The student response has been varied. In an anonymous interview, one student spoke about the experience of living with triggers from post-traumatic stress disorder related to sexualized violence. This student is active in the Sexual Information Center on campus as well as other organizing efforts concerning sexual misconduct.
“It’s not really about hand-holding or coaxing people into situations; it’s about the fact that if something is going to be sprung on you, you shouldn’t have to, in your learning environment, be exposed to something that’s going to throw you into what could be a full-on reliving of an experience,” the student said. “Sometimes I get triggered, and I know I’ve been triggered, but I don’t always know what has triggered it. It’s not some- thing that I ever account to being anyone’s fault or anyone’s blame.”

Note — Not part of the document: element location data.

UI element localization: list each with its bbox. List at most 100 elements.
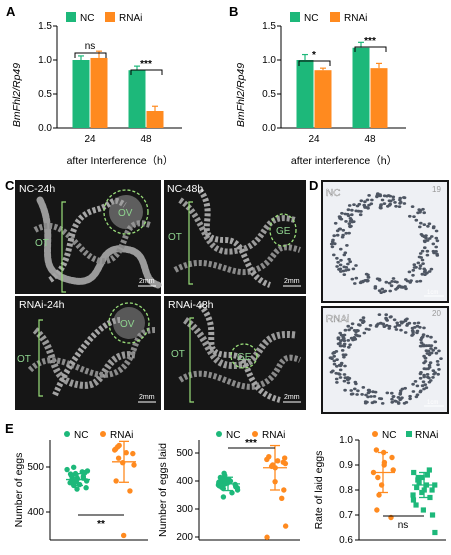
egg	[424, 367, 429, 371]
panel-e2: NC RNAi Number of eggs laid 200 300 400 …	[157, 430, 300, 543]
scatter-point-nc	[229, 490, 235, 496]
egg	[342, 253, 347, 257]
egg	[339, 247, 343, 251]
egg	[338, 227, 342, 231]
egg	[405, 322, 410, 326]
legend-rnai-label: RNAi	[110, 430, 133, 441]
egg	[338, 373, 342, 376]
egg	[412, 215, 416, 219]
y-tick: 0.5	[38, 89, 52, 100]
egg	[391, 395, 396, 398]
egg	[418, 376, 423, 380]
panel-b-label: B	[229, 4, 238, 19]
egg	[385, 319, 390, 322]
ot-label: OT	[168, 232, 182, 243]
egg	[340, 235, 345, 239]
egg	[341, 228, 346, 232]
egg	[335, 265, 339, 268]
scatter-point-rnai	[424, 472, 430, 478]
legend-nc-marker	[64, 431, 70, 437]
y-tick: 1.0	[339, 435, 353, 446]
y-tick: 0.8	[339, 485, 353, 496]
egg	[426, 375, 430, 379]
egg	[368, 324, 373, 327]
legend-nc-label: NC	[226, 430, 240, 441]
egg	[373, 390, 378, 394]
x-tick-48: 48	[140, 134, 152, 145]
y-tick: 400	[27, 507, 44, 518]
scatter-point-nc	[233, 483, 239, 490]
e1-ylabel: Number of eggs	[13, 453, 25, 528]
legend-nc-marker	[372, 431, 378, 437]
egg	[349, 326, 354, 330]
x-tick-24: 24	[84, 134, 96, 145]
egg	[366, 395, 370, 399]
panel-c: C NC-24h OV OT 2mm NC-48h OT GE	[5, 178, 306, 410]
egg	[342, 273, 347, 276]
egg	[335, 256, 339, 260]
egg	[375, 277, 380, 281]
egg	[336, 260, 340, 264]
panel-b-legend: NC RNAi	[290, 12, 367, 24]
scatter-point-nc	[84, 468, 91, 474]
egg	[385, 391, 390, 395]
ovariole-strand	[197, 188, 272, 288]
scatter-point-nc	[70, 464, 77, 470]
egg	[332, 234, 337, 238]
ovary-outline	[108, 302, 150, 344]
ovariole-strand	[197, 302, 281, 403]
sig-label-24h: *	[312, 50, 316, 61]
egg	[377, 313, 382, 316]
photo-title: NC	[326, 188, 340, 199]
ovariole-strand	[173, 244, 301, 276]
egg	[376, 322, 381, 326]
scatter-point-rnai	[419, 474, 425, 481]
egg	[340, 349, 345, 352]
egg	[385, 324, 389, 327]
egg	[335, 233, 340, 237]
legend-rnai-swatch	[105, 12, 115, 22]
egg	[348, 260, 353, 264]
egg	[395, 321, 400, 325]
egg	[354, 276, 359, 280]
egg	[359, 318, 363, 322]
egg	[337, 268, 341, 271]
scatter-point-rnai	[113, 478, 119, 484]
egg	[347, 222, 352, 226]
scatter-point-rnai	[410, 492, 416, 498]
scale-label: 2mm	[284, 394, 300, 401]
egg	[360, 393, 364, 396]
scale-label: 2mm	[139, 278, 155, 285]
egg	[338, 344, 343, 348]
legend-nc-swatch	[290, 12, 300, 22]
egg	[334, 350, 339, 353]
egg	[396, 396, 401, 399]
photo-title: NC-48h	[167, 183, 203, 195]
egg	[413, 380, 418, 383]
egg	[333, 221, 338, 225]
egg	[431, 369, 436, 372]
panel-a-ylabel: BmFhl2/Rp49	[11, 63, 23, 127]
panel-a: A NC RNAi BmFhl2/Rp49 0.0 0.5 1.0 1.5	[6, 4, 182, 167]
egg	[422, 373, 426, 377]
egg	[404, 401, 409, 404]
egg	[421, 262, 425, 265]
egg	[344, 220, 348, 223]
egg	[329, 242, 334, 246]
egg	[427, 222, 432, 226]
y-tick: 1.0	[262, 55, 276, 66]
sig-label: ns	[398, 520, 409, 531]
ovariole-strand	[36, 196, 162, 289]
scatter-point-rnai	[115, 455, 122, 461]
egg	[369, 395, 373, 398]
ot-bracket	[61, 201, 66, 293]
egg	[348, 343, 352, 347]
egg	[342, 355, 346, 359]
scatter-point-rnai	[282, 523, 289, 529]
sig-label-48h: ***	[140, 59, 152, 70]
egg	[428, 361, 433, 365]
scatter-point-rnai	[416, 479, 422, 486]
legend-rnai-marker	[252, 431, 258, 437]
egg	[434, 236, 439, 240]
scatter-point-nc	[373, 447, 380, 453]
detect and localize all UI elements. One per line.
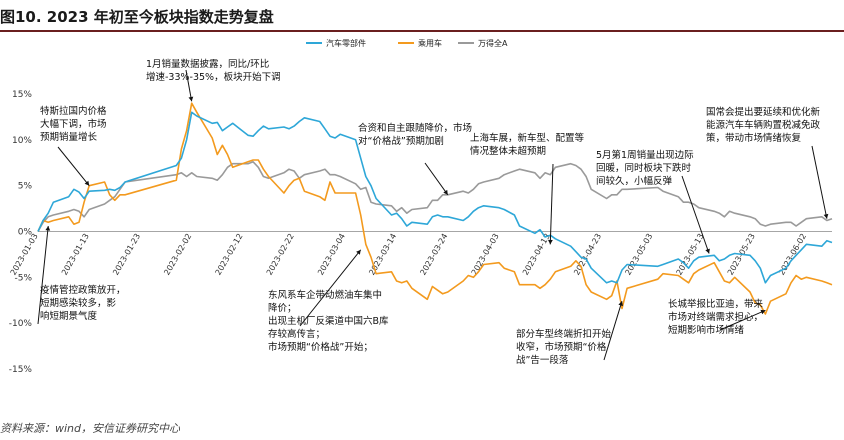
x-tick-label: 2023-02-02 xyxy=(162,232,193,277)
y-axis: 15% 10% 5% 0% -5% -10% -15% xyxy=(9,90,832,375)
x-tick-label: 2023-01-23 xyxy=(111,232,142,277)
annotation-text: 间较久，小幅反弹 xyxy=(596,175,673,187)
annotation-text: 能源汽车车辆购置税减免政 xyxy=(706,119,821,131)
y-tick-label: -10% xyxy=(9,319,33,329)
x-tick-label: 2023-05-13 xyxy=(675,232,706,277)
annotation: 合资和自主跟随降价，市场对“价格战”预期加剧 xyxy=(358,122,472,196)
x-tick-label: 2023-04-13 xyxy=(521,232,552,277)
annotation-text: 长城举报比亚迪，带来 xyxy=(668,298,764,310)
annotation-text: 特斯拉国内价格 xyxy=(40,105,107,117)
arrow-head xyxy=(760,309,766,315)
arrow-head xyxy=(705,248,710,254)
annotation: 东风系车企带动燃油车集中降价；出现主机厂反渠道中国六B库存较高传言；市场预期“价… xyxy=(268,249,389,353)
title-divider xyxy=(0,30,844,32)
legend-label: 汽车零部件 xyxy=(326,38,366,48)
y-tick-label: 5% xyxy=(18,182,33,192)
annotation-arrow xyxy=(299,249,362,327)
annotations: 1月销量数据披露，同比/环比增速-33%-35%，板块开始下调特斯拉国内价格大幅… xyxy=(37,58,829,366)
x-tick-label: 2023-04-23 xyxy=(572,232,603,277)
x-tick-label: 2023-02-12 xyxy=(214,232,245,277)
annotation-text: 合资和自主跟随降价，市场 xyxy=(358,122,472,134)
series-line xyxy=(37,111,833,284)
chart-title: 图10. 2023 年初至今板块指数走势复盘 xyxy=(0,8,274,26)
x-tick-label: 2023-05-03 xyxy=(623,232,654,277)
legend-item: 乘用车 xyxy=(398,38,442,48)
arrow-head xyxy=(356,249,361,255)
y-tick-label: -15% xyxy=(9,365,33,375)
series-line xyxy=(37,161,833,232)
legend-item: 万得全A xyxy=(458,38,508,48)
annotation-arrow xyxy=(681,175,710,254)
series-lines xyxy=(37,102,833,315)
annotation-text: 回暖，同时板块下跌时 xyxy=(596,162,692,174)
annotation-text: 上海车展，新车型、配置等 xyxy=(470,132,585,144)
legend-label: 万得全A xyxy=(478,38,508,48)
annotation-text: 1月销量数据披露，同比/环比 xyxy=(146,58,269,70)
x-tick-label: 2023-02-22 xyxy=(265,232,296,277)
x-tick-label: 2023-04-03 xyxy=(470,232,501,277)
series-line xyxy=(37,102,833,315)
annotation-text: 响短期景气度 xyxy=(40,310,98,322)
source-note: 资料来源：wind，安信证券研究中心 xyxy=(0,422,181,435)
annotation-arrow xyxy=(603,301,623,361)
annotation-text: 战”告一段落 xyxy=(516,354,569,366)
annotation-text: 收窄，市场预期“价格 xyxy=(516,341,607,353)
annotation-arrow xyxy=(811,145,828,219)
annotation-text: 策，带动市场情绪恢复 xyxy=(706,132,802,144)
arrow-head xyxy=(618,301,623,307)
annotation-text: 5月第1周销量出现边际 xyxy=(596,149,694,161)
annotation-text: 大幅下调，市场 xyxy=(40,118,107,130)
arrow-head xyxy=(548,239,553,245)
index-trend-chart: 15%10%5%0%-5%-10%-15% 2023-01-03 2023-01-… xyxy=(9,38,833,375)
y-tick-label: -5% xyxy=(14,273,32,283)
annotation-arrow xyxy=(719,309,766,331)
annotation-arrow xyxy=(185,69,193,102)
annotation-text: 部分车型终端折扣开始 xyxy=(516,328,612,340)
arrow-head xyxy=(823,213,829,219)
x-tick-label: 2023-01-03 xyxy=(9,232,40,277)
annotation-text: 短期影响市场情绪 xyxy=(668,324,745,336)
x-tick-label: 2023-03-04 xyxy=(316,232,347,277)
x-axis: 2023-01-03 2023-01-13 2023-01-23 2023-02-02… xyxy=(9,232,808,277)
annotation-text: 对“价格战”预期加剧 xyxy=(358,135,444,147)
y-tick-label: 15% xyxy=(12,90,32,100)
x-tick-label: 2023-03-24 xyxy=(418,232,449,277)
y-tick-label: 0% xyxy=(18,228,33,238)
arrow-head xyxy=(45,226,51,231)
annotation-arrow xyxy=(424,162,449,196)
annotation-text: 情况整体未超预期 xyxy=(470,145,546,157)
arrow-head xyxy=(443,189,448,195)
annotation-arrow xyxy=(37,225,49,325)
y-tick-label: 10% xyxy=(12,136,32,146)
annotation-text: 出现主机厂反渠道中国六B库 xyxy=(268,315,389,327)
legend-label: 乘用车 xyxy=(418,38,442,48)
annotation-text: 预期销量增长 xyxy=(40,131,98,143)
legend-item: 汽车零部件 xyxy=(306,38,366,48)
annotation-text: 存较高传言； xyxy=(268,328,325,340)
arrow-head xyxy=(84,180,90,186)
annotation-text: 增速-33%-35%，板块开始下调 xyxy=(146,71,281,83)
annotation-text: 短期感染较多，影 xyxy=(40,297,117,309)
arrow-head xyxy=(188,96,194,102)
annotation-text: 疫情管控政策放开， xyxy=(40,284,126,296)
annotation-text: 降价； xyxy=(268,302,297,314)
x-tick-label: 2023-01-13 xyxy=(60,232,91,277)
annotation-arrow xyxy=(57,146,90,186)
annotation-arrow xyxy=(549,163,554,245)
annotation-text: 市场预期“价格战”开始； xyxy=(268,341,373,353)
annotation-text: 国常会提出要延续和优化新 xyxy=(706,106,821,118)
annotation-text: 市场对终端需求担心， xyxy=(668,311,763,323)
legend: 汽车零部件 乘用车 万得全A xyxy=(306,38,508,48)
x-tick-label: 2023-03-14 xyxy=(367,232,398,277)
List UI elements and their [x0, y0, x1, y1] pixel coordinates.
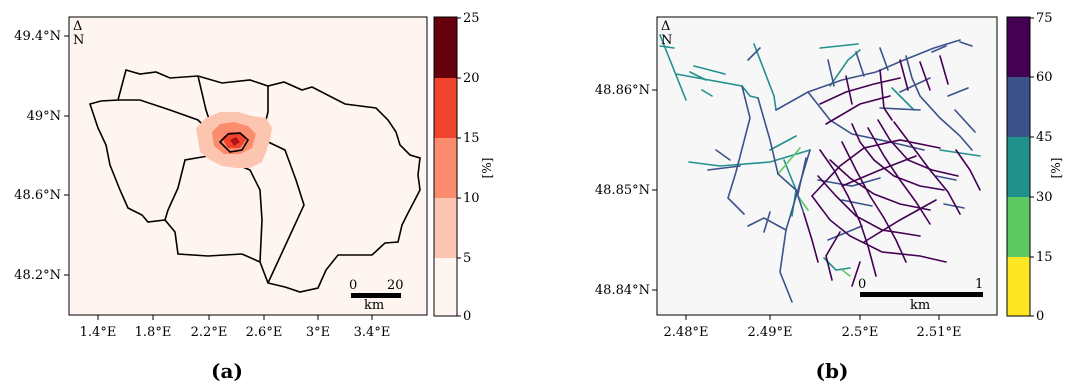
- panel-a-cbar-tick-3: 15: [463, 131, 480, 146]
- panel-b: Δ N 0 1 km 2.48°E 2.49°E 2.5°E 2.51°E 48…: [595, 11, 1063, 383]
- panel-b-cbar-tick-3: 45: [1036, 130, 1053, 145]
- panel-b-colorbar-bin-0: [1007, 257, 1030, 316]
- panel-a-cbar-tick-5: 25: [463, 11, 480, 26]
- panel-a-cbar-tick-4: 20: [463, 71, 480, 86]
- panel-b-xtick-3: 2.51°E: [917, 325, 962, 340]
- panel-a-colorbar-bin-1: [434, 198, 457, 258]
- panel-b-ytick-2: 48.84°N: [595, 283, 650, 298]
- panel-b-cbar-tick-4: 60: [1036, 70, 1053, 85]
- panel-b-scalebar-unit: km: [910, 298, 930, 313]
- panel-a-xtick-3: 2.6°E: [246, 325, 283, 340]
- dept-boundary-south: [237, 164, 263, 263]
- panel-a-boundaries: [88, 69, 421, 293]
- panel-b-cbar-tick-2: 30: [1036, 190, 1053, 205]
- panel-a-xtick-4: 3°E: [306, 325, 330, 340]
- panel-a-heatmap: [196, 112, 272, 168]
- panel-a-ytick-0: 49.4°N: [14, 29, 61, 44]
- panel-b-caption: (b): [816, 359, 849, 383]
- panel-a-colorbar-bin-4: [434, 17, 457, 78]
- panel-b-cbar-tick-0: 0: [1036, 309, 1044, 324]
- panel-b-map-frame: [656, 16, 998, 316]
- panel-a-colorbar: 0 5 10 15 20 25 [%]: [433, 11, 494, 324]
- panel-a-north-arrow-label: N: [73, 33, 84, 48]
- panel-a-scalebar: [351, 293, 401, 298]
- heat-zone-20-25: [230, 137, 240, 146]
- panel-a-ytick-1: 49°N: [27, 109, 61, 124]
- panel-a-xtick-5: 3.4°E: [354, 325, 391, 340]
- panel-b-xtick-2: 2.5°E: [842, 325, 879, 340]
- panel-b-cbar-tick-1: 15: [1036, 250, 1053, 265]
- panel-a-cbar-tick-0: 0: [463, 309, 471, 324]
- panel-a-colorbar-bin-3: [434, 78, 457, 138]
- panel-a-scalebar-start: 0: [349, 278, 357, 293]
- region-outer-boundary: [88, 69, 421, 293]
- panel-b-colorbar-bin-1: [1007, 197, 1030, 257]
- panel-a: Δ N 0 20 km 1.4°E 1.8°E 2.2°E 2.6°E 3°E …: [14, 11, 494, 383]
- panel-a-cbar-tick-2: 10: [463, 191, 480, 206]
- dept-boundary-east: [263, 139, 305, 284]
- panel-b-north-arrow-label: N: [661, 33, 672, 48]
- dept-boundary-south-west: [164, 155, 209, 221]
- paris-boundary: [218, 132, 250, 153]
- panel-a-caption: (a): [211, 359, 243, 383]
- panel-b-scalebar-start: 0: [858, 277, 866, 292]
- panel-b-cbar-tick-5: 75: [1036, 11, 1053, 26]
- panel-a-scalebar-end: 20: [387, 278, 404, 293]
- panel-b-colorbar-label: [%]: [1049, 158, 1063, 179]
- panel-b-scalebar: [860, 292, 983, 297]
- panel-b-tick-marks: [652, 89, 940, 320]
- panel-a-colorbar-label: [%]: [480, 158, 494, 179]
- panel-b-ytick-1: 48.85°N: [595, 183, 650, 198]
- panel-a-ytick-3: 48.2°N: [14, 268, 61, 283]
- panel-b-colorbar: 0 15 30 45 60 75 [%]: [1006, 11, 1063, 324]
- panel-b-scalebar-end: 1: [975, 277, 983, 292]
- panel-b-street-network: [659, 34, 981, 303]
- panel-a-xtick-1: 1.8°E: [135, 325, 172, 340]
- panel-a-scalebar-unit: km: [364, 298, 384, 313]
- panel-a-ytick-2: 48.6°N: [14, 188, 61, 203]
- panel-a-cbar-tick-1: 5: [463, 251, 471, 266]
- panel-a-xtick-2: 2.2°E: [191, 325, 228, 340]
- panel-b-colorbar-bin-4: [1007, 17, 1030, 77]
- panel-b-xtick-0: 2.48°E: [664, 325, 709, 340]
- panel-a-tick-marks: [64, 35, 373, 320]
- panel-b-ytick-0: 48.86°N: [595, 83, 650, 98]
- panel-a-colorbar-bin-2: [434, 138, 457, 198]
- panel-b-north-arrow-symbol: Δ: [661, 19, 670, 34]
- panel-b-colorbar-bin-3: [1007, 77, 1030, 137]
- panel-b-xtick-1: 2.49°E: [748, 325, 793, 340]
- panel-b-colorbar-bin-2: [1007, 137, 1030, 197]
- panel-a-north-arrow-symbol: Δ: [73, 19, 82, 34]
- panel-a-colorbar-bin-0: [434, 258, 457, 316]
- panel-a-xtick-0: 1.4°E: [80, 325, 117, 340]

The student acknowledged the difficulty of anticipating an entire classroom’s triggers.
“There [are] a lot of things that the policy can’t do. People with triggers, at least for myself, and I think a lot of other people who experience triggers overall, don’t expect a policy to solve the problem. They know it’s not going to solve the problem, because I know on certain days it feels like the world is a minefield.”